A curfew continues in Bengaluru.  There is no public transportation in Mumbai.  The government in Delhi is still giving us dry rations to distribute at our migrant centers in the city. Informal workers who depend on a daily wage to eat and survive have retreated to rural, family homes, but find no work there.  Domestic workers are not allowed to enter the housing estates where many of them both lived and worked, leaving some middle-class families having to fend with cooking and cleaning themselves for the first time.

ACORN has tens of thousands of members who are hawkers, especially in Bengaluru, Chennai, and Delhi.  Markets are closed where they plied their trade providing fruit and vegetables to daily shoppers.  The organizers report that hawkers able to be mobile on the street are able to make it, but only if they have a cart and can keep moving.  They depend on their work for food, and others depend on the food they provide to survive as well.

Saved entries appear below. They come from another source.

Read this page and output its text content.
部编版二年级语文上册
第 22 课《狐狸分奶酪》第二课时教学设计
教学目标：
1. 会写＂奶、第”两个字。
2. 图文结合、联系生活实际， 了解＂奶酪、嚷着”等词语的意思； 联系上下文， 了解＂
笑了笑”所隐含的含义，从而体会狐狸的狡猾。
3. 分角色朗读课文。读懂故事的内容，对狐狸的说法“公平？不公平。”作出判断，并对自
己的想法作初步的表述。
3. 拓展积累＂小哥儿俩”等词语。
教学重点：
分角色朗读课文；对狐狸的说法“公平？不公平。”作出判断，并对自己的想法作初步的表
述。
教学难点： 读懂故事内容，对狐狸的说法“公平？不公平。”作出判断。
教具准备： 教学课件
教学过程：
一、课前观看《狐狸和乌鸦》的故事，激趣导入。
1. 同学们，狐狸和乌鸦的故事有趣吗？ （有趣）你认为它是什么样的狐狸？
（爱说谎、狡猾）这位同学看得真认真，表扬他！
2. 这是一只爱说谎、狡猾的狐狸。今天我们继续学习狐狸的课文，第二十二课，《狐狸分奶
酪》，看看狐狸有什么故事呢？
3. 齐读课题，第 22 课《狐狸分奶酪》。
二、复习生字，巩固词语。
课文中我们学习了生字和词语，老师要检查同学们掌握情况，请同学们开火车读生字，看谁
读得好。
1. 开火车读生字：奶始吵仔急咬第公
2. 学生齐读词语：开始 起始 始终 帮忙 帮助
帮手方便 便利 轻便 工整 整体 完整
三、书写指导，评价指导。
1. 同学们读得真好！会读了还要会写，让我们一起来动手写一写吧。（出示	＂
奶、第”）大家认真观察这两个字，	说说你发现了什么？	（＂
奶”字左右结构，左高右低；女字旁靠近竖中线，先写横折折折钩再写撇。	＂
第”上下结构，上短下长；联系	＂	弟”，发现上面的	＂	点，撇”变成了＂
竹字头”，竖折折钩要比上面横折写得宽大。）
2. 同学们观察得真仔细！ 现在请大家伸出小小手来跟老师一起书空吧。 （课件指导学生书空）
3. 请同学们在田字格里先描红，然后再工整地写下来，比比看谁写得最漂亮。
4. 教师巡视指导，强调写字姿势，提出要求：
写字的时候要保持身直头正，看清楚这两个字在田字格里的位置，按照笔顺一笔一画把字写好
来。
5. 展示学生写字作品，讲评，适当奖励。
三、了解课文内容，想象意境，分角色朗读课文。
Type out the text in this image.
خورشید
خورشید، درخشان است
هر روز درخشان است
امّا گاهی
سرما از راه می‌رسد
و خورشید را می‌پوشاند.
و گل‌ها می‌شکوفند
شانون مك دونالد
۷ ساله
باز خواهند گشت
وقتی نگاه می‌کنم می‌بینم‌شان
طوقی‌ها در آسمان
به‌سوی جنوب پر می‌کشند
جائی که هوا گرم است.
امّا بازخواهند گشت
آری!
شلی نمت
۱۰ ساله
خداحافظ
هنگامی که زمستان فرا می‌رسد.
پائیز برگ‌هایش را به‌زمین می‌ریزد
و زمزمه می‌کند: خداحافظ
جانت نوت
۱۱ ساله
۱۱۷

The government has announced a program to help hawkers get back on their feet as the pandemic subsides.  Applicants are eligible until 2022, if it takes that long.  Essentially 10,000 rupees would be provided for them to reestablish, so that they can make the purchases for resell.  10,000 rupees is the equivalent of $133 USD.

Importantly, the government, recognizing the reality of informal work, allowed hawkers to be eligible, even if not licensed by their local municipalities.  Instead, in a nod to hawkers’ unions, the government’s first proposal asked them to mark one of three national hawkers’ unions where they might be a member in order to vouch for their status as hawkers.  This would have been devastating to our ACORN union membership, because it would in effect be forcing hawkers to join one of the three named unions on the original proposal in order to access the funds.  We mobilized quickly, as we heard about the application process, and in a significant win, convinced the government instead to simply allow hawkers to list their union affiliation in a blank spot on the form.

Good for the hawkers and good for our union.  Unfortunately, as our call ended, that small victory was about the only good news coming out of India in these desperate times.